I thought for a moment, then it hit me. “Start a mutiny.”

Manda looked at me blankly.

“I’m serious. Everybody down there loves you. They also love humanity, and our music—and they don’t seem to like Paulie any more than we do. If you tell them what’s happening, I’ll bet they’ll rally to you.” I grabbed at my suit
jacket pocket and found it empty. “Dammit—where’s the map to the transmission facility?”

“Pugwash has it,” Manda reminded me. “You wanted him in position at the Waldorf, in case we need him to go down there.”

“Right. Let’s get him on the line.”

I called Pugwash and put him on speaker, and we quickly formed a multipronged plan. I would meet with The Munk, and try to come up with something as compelling as the memo that we briefly had from Fido. Manda would meanwhile head straight to the Waldorf, and connect with Pugwash. The two of them would then go down to the Decapus settlement, start a mutiny, and corner Paulie. If that didn’t work, Pugwash would try to persuade Paulie to give us a bit more time. This was a perfect role for my cousin, because he’s actually a decent negotiator—and he and Paulie are cut from a similar cloth.
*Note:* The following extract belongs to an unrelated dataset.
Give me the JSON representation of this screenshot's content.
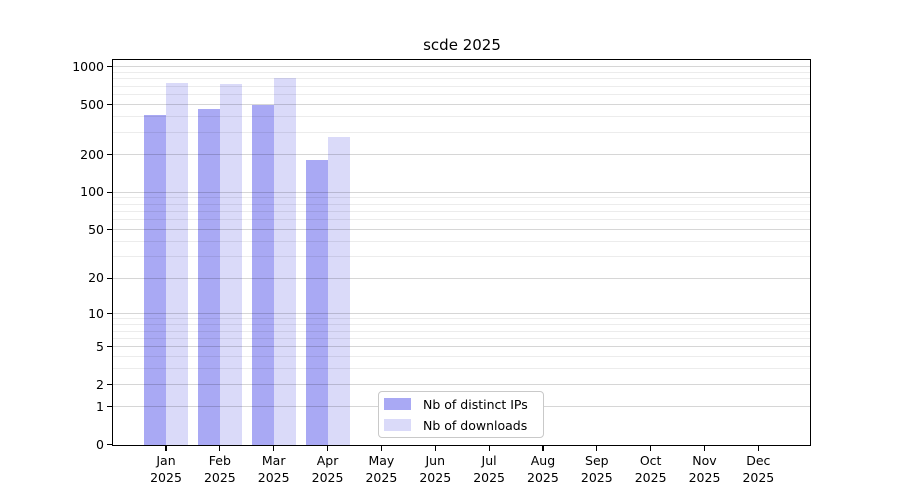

“How much time do we need?” Pugwash asked.

“Whatever you can get from him,” I said. “A week, a day, a few hours. Hell—twenty minutes, if that’s all you can manage. Everything we’re doing right now is strictly meant to buy us more time. So do whatever it takes to get some.”

“Whatever it takes?”

“Absolutely. Whatever it takes.”

The car pulled up in front of the Peninsula Hotel just as we were finalizing all of this (the three-and-a-half-block drive having taken over ten minutes in midtown traffic). We were there because The Munk famously does business out of hotel penthouses when he’s in town from L.A. There’s no practical reason for this, because unlike Fido, he has extensive offices available to him in New York. In fact, the
headquarters
of the label he runs are in New York. He just never
shows up there, because slumming it under the same roof as his minions would subtract too much from the theater of being the boss. So instead, he has them navigate snarled traffic, oozing slush, or hellish humidity to reach his realm.